Assessing the Health and Wellness of Your Workplace
Now examine the pace of your work. Does your job allow for periodic stretches? Do you have to spend hours sitting, or can you get up and walk around? (Many of us just settle for the inevitability of a work situation in which the needs of our bodies and minds will always be secondary to the demands of productivity. Changes in the work environment may require active steps on our part.) Who sets deadlines? Are they generally realistic? Are you expected to work overtime regularly or to take work home on weekends?
Look at the cultural norms in your office or work group. Are smoking or drinking encouraged? Are heavy lunches of high fat food the usual fare? Is coffee the beverage that fuels work? Do other people support one another in exercise or working out in some way? Do you?

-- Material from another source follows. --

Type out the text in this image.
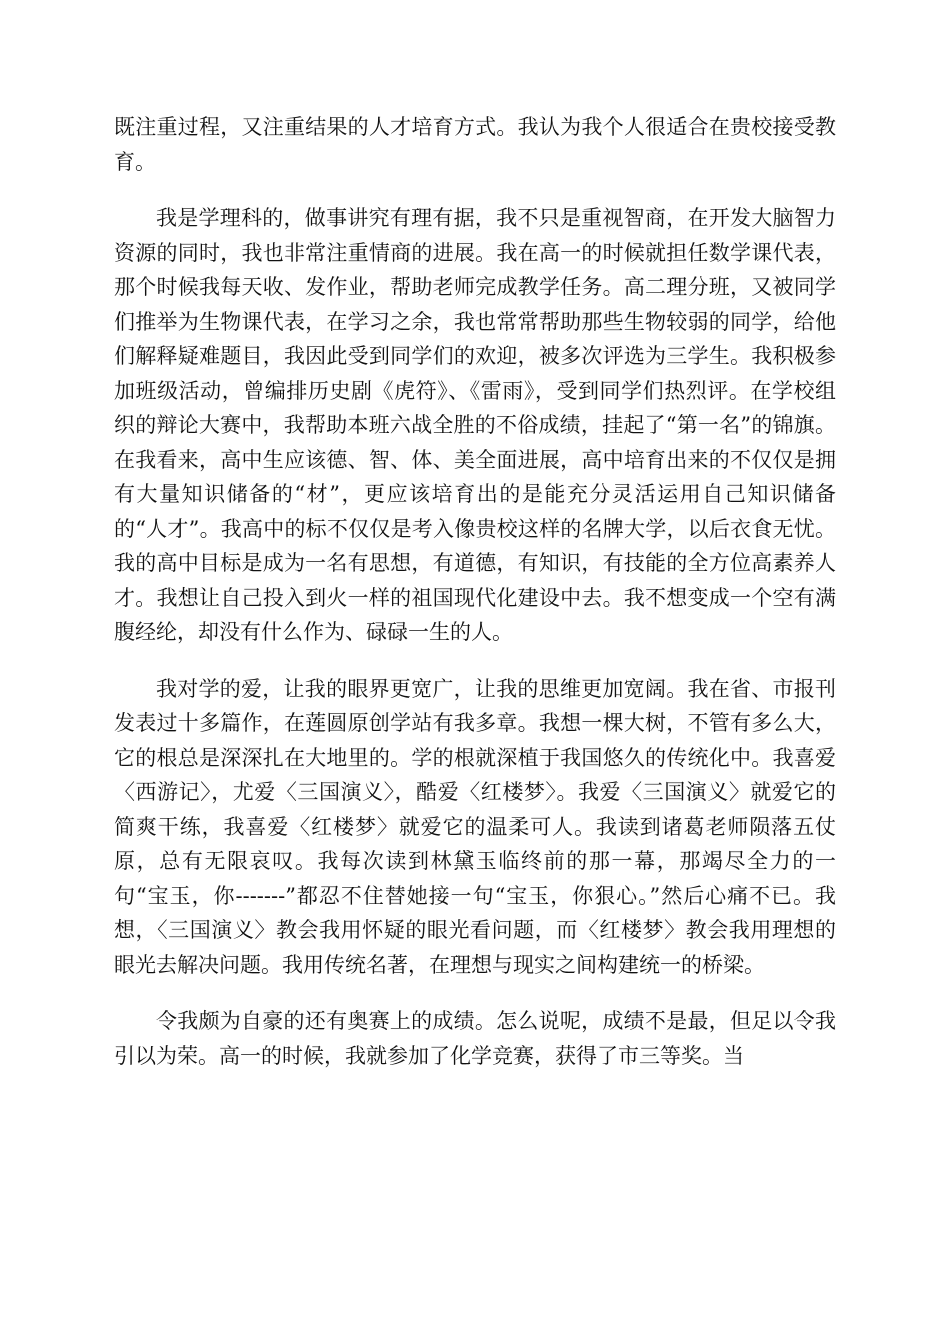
既注重过程，又注重结果的人才培育方式。我认为我个人很适合在贵校接受教育。

我是学理科的，做事讲究有理有据，我不只是重视智商，在开发大脑智力资源的同时，我也非常注重情商的进展。我在高一的时候就担任数学课代表，那个时候我每天收、发作业，帮助老师完成教学任务。高二理分班，又被同学们推举为生物课代表，在学习之余，我也常常帮助那些生物较弱的同学，给他们解释疑难题目，我因此受到同学们的欢迎，被多次评选为三学生。我积极参加班级活动，曾编排历史剧《虎符》、《雷雨》，受到同学们热烈评。在学校组织的辩论大赛中，我帮助本班六战全胜的不俗成绩，挂起了“第一名”的锦旗。在我看来，高中生应该德、智、体、美全面进展，高中培育出来的不仅仅是拥有大量知识储备的“材”，更应该培育出的是能充分灵活运用自己知识储备的“人才”。我高中的标不仅仅是考入像贵校这样的名牌大学，以后衣食无忧。我的高中目标是成为一名有思想，有道德，有知识，有技能的全方位高素养人才。我想让自己投入到火一样的祖国现代化建设中去。我不想变成一个空有满腹经纶，却没有什么作为、碌碌一生的人。

我对学的爱，让我的眼界更宽广，让我的思维更加宽阔。我在省、市报刊发表过十多篇作，在莲圆原创学站有我多章。我想一棵大树，不管有多么大，它的根总是深深扎在大地里的。学的根就深植于我国悠久的传统化中。我喜爱〈西游记〉，尤爱〈三国演义〉，酷爱〈红楼梦〉。我爱〈三国演义〉就爱它的简爽干练，我喜爱〈红楼梦〉就爱它的温柔可人。我读到诸葛老师陨落五仗原，总有无限哀叹。我每次读到林黛玉临终前的那一幕，那竭尽全力的一句“宝玉，你-------”都忍不住替她接一句“宝玉，你狠心。”然后心痛不已。我想，〈三国演义〉教会我用怀疑的眼光看问题，而〈红楼梦〉教会我用理想的眼光去解决问题。我用传统名著，在理想与现实之间构建统一的桥梁。

令我颇为自豪的还有奥赛上的成绩。怎么说呢，成绩不是最，但足以令我引以为荣。高一的时候，我就参加了化学竞赛，获得了市三等奖。当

If there are difficult people with whom you have to interact, are you able to maintain your sense of self worth despite their actions? If not, what internal messages do you give yourself when you leave these people? Are you self critical, defensive, upset? What do you and your coworkers talk about when you are not working? Do these conversations create momentum for creative action and uplift or stimulate you, or are they full of gossip and generally depress, drain, or bore you?

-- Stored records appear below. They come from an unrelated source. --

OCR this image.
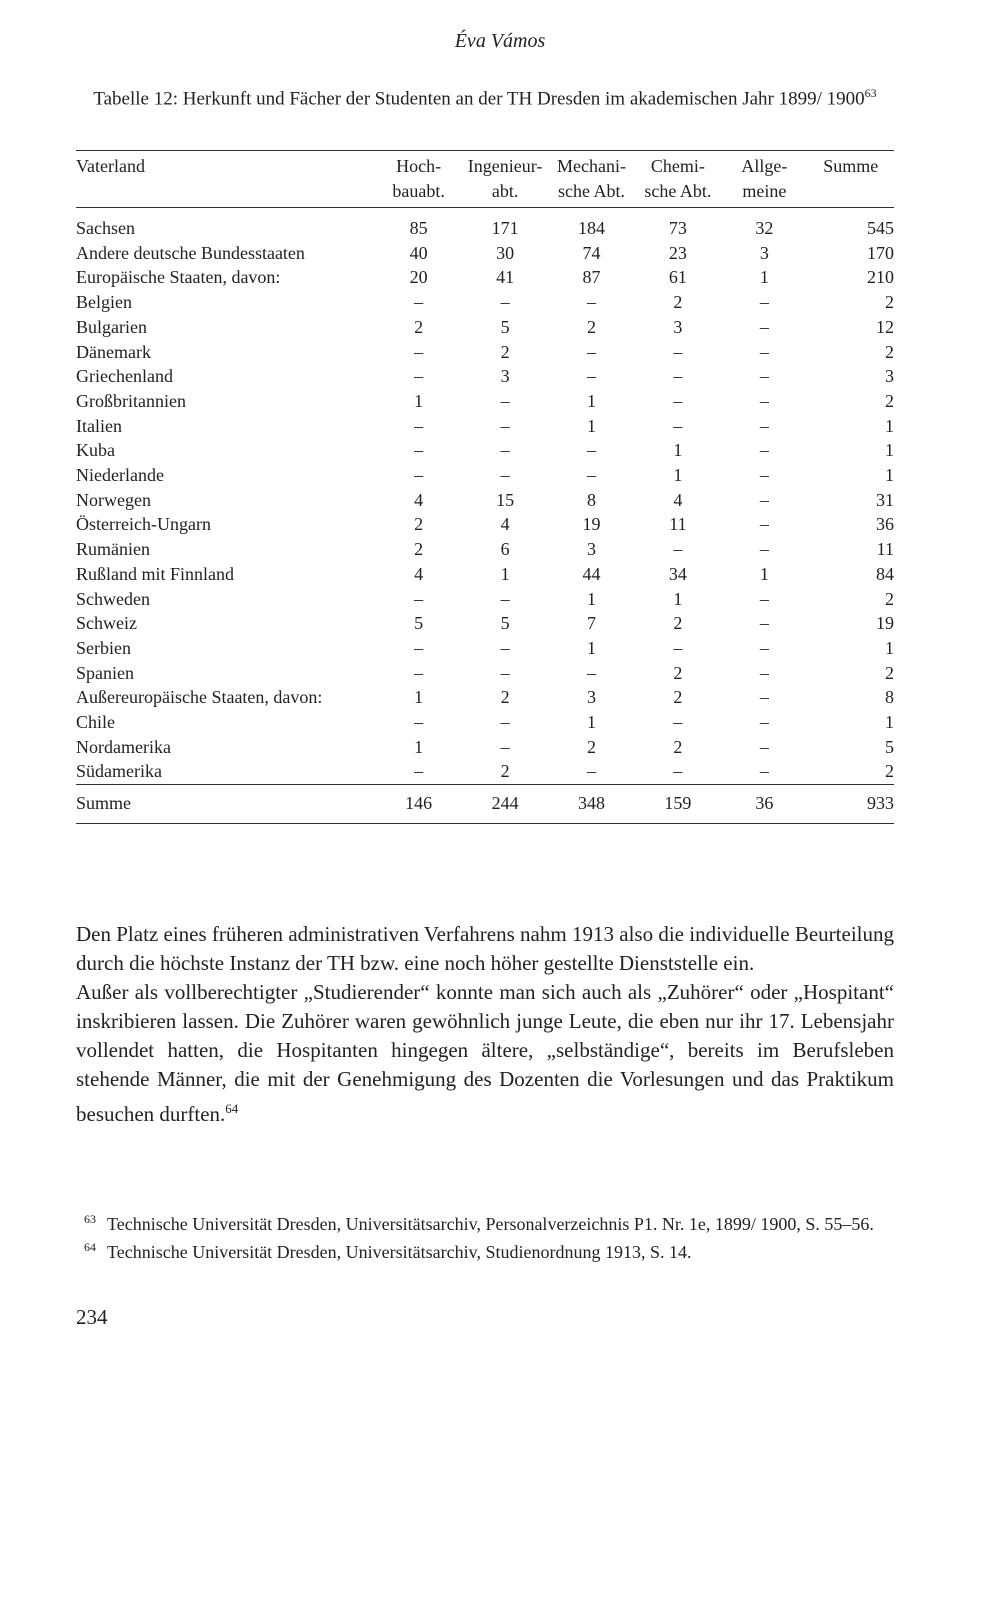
Éva Vámos
Tabelle 12: Herkunft und Fächer der Studenten an der TH Dresden im akademischen Jahr 1899/ 1900$^{63}$
Vaterland	Hoch- bauabt.	Ingenieur- abt.	Mechani- sche Abt.	Chemi- sche Abt.	Allge- meine	Summe
Sachsen	85	171	184	73	32	545
Andere deutsche Bundesstaaten	40	30	74	23	3	170
Europäische Staaten, davon:	20	41	87	61	1	210
Belgien	–	–	–	2	–	2
Bulgarien	2	5	2	3	–	12
Dänemark	–	2	–	–	–	2
Griechenland	–	3	–	–	–	3
Großbritannien	1	–	1	–	–	2
Italien	–	–	1	–	–	1
Kuba	–	–	–	1	–	1
Niederlande	–	–	–	1	–	1
Norwegen	4	15	8	4	–	31
Österreich-Ungarn	2	4	19	11	–	36
Rumänien	2	6	3	–	–	11
Rußland mit Finnland	4	1	44	34	1	84
Schweden	–	–	1	1	–	2
Schweiz	5	5	7	2	–	19
Serbien	–	–	1	–	–	1
Spanien	–	–	–	2	–	2
Außereuropäische Staaten, davon:	1	2	3	2	–	8
Chile	–	–	1	–	–	1
Nordamerika	1	–	2	2	–	5
Südamerika	–	2	–	–	–	2
Summe	146	244	348	159	36	933

Den Platz eines früheren administrativen Verfahrens nahm 1913 also die individuelle Beurteilung durch die höchste Instanz der TH bzw. eine noch höher gestellte Dienststelle ein.

Außer als vollberechtigter „Studierender“ konnte man sich auch als „Zuhörer“ oder „Hospitant“ inskribieren lassen. Die Zuhörer waren gewöhnlich junge Leute, die eben nur ihr 17. Lebensjahr vollendet hatten, die Hospitanten hingegen ältere, „selbständige“, bereits im Berufsleben stehende Männer, die mit der Genehmigung des Dozenten die Vorlesungen und das Praktikum besuchen durften.$^{64}$

63 Technische Universität Dresden, Universitätsarchiv, Personalverzeichnis P1. Nr. 1e, 1899/ 1900, S. 55–56.
64 Technische Universität Dresden, Universitätsarchiv, Studienordnung 1913, S. 14.
234
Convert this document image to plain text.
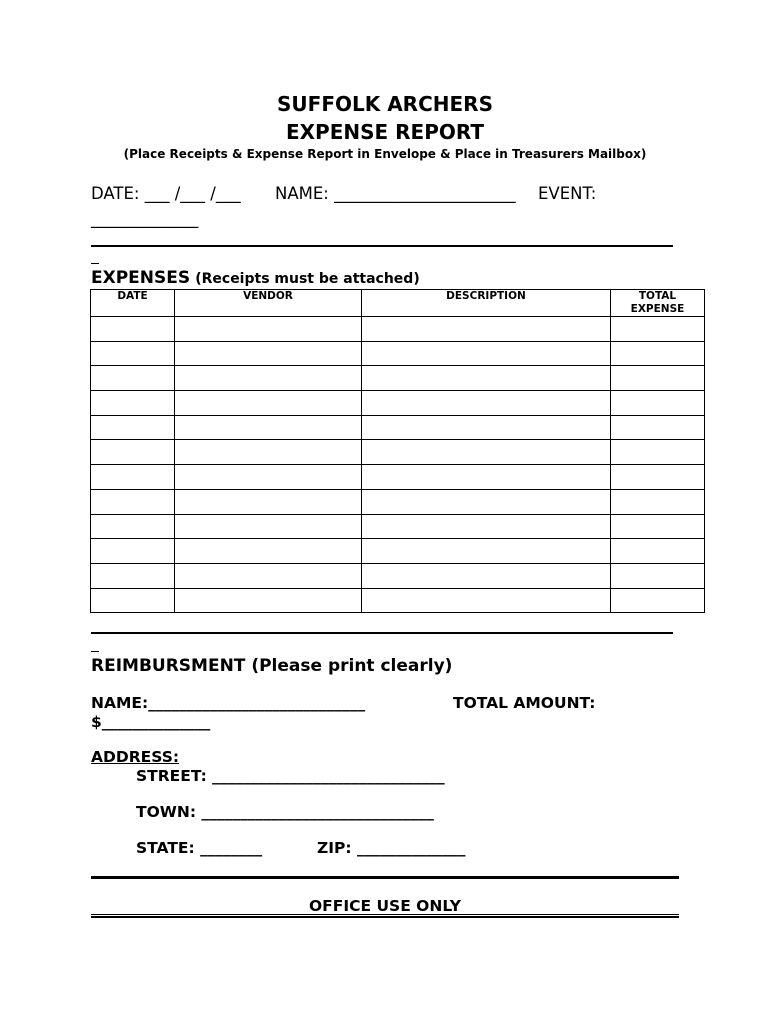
SUFFOLK ARCHERS
EXPENSE REPORT
(Place Receipts & Expense Report in Envelope & Place in Treasurers Mailbox)
DATE: ___ /___ /___ NAME: ______________________ EVENT:
_____________
EXPENSES (Receipts must be attached)
DATE	VENDOR	DESCRIPTION	TOTAL EXPENSE

REIMBURSMENT (Please print clearly)
NAME:____________________________	TOTAL AMOUNT:
$______________
ADDRESS:
STREET: ______________________________
TOWN: ______________________________
STATE: ________	ZIP: ______________
OFFICE USE ONLY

That’s a lot of investigating. Maybe you’ve opened up a few cans of worms that you hadn’t wanted to touch. Summarize what you’ve discovered for yourself. Write a letter to yourself in which you describe the health of your current job situation.
Or give yourself a job health quotient by assigning yourself a score between 1 and 100, where 100 indicates an ideal, high health work environment, and 1 means a work situation that is about to kill you.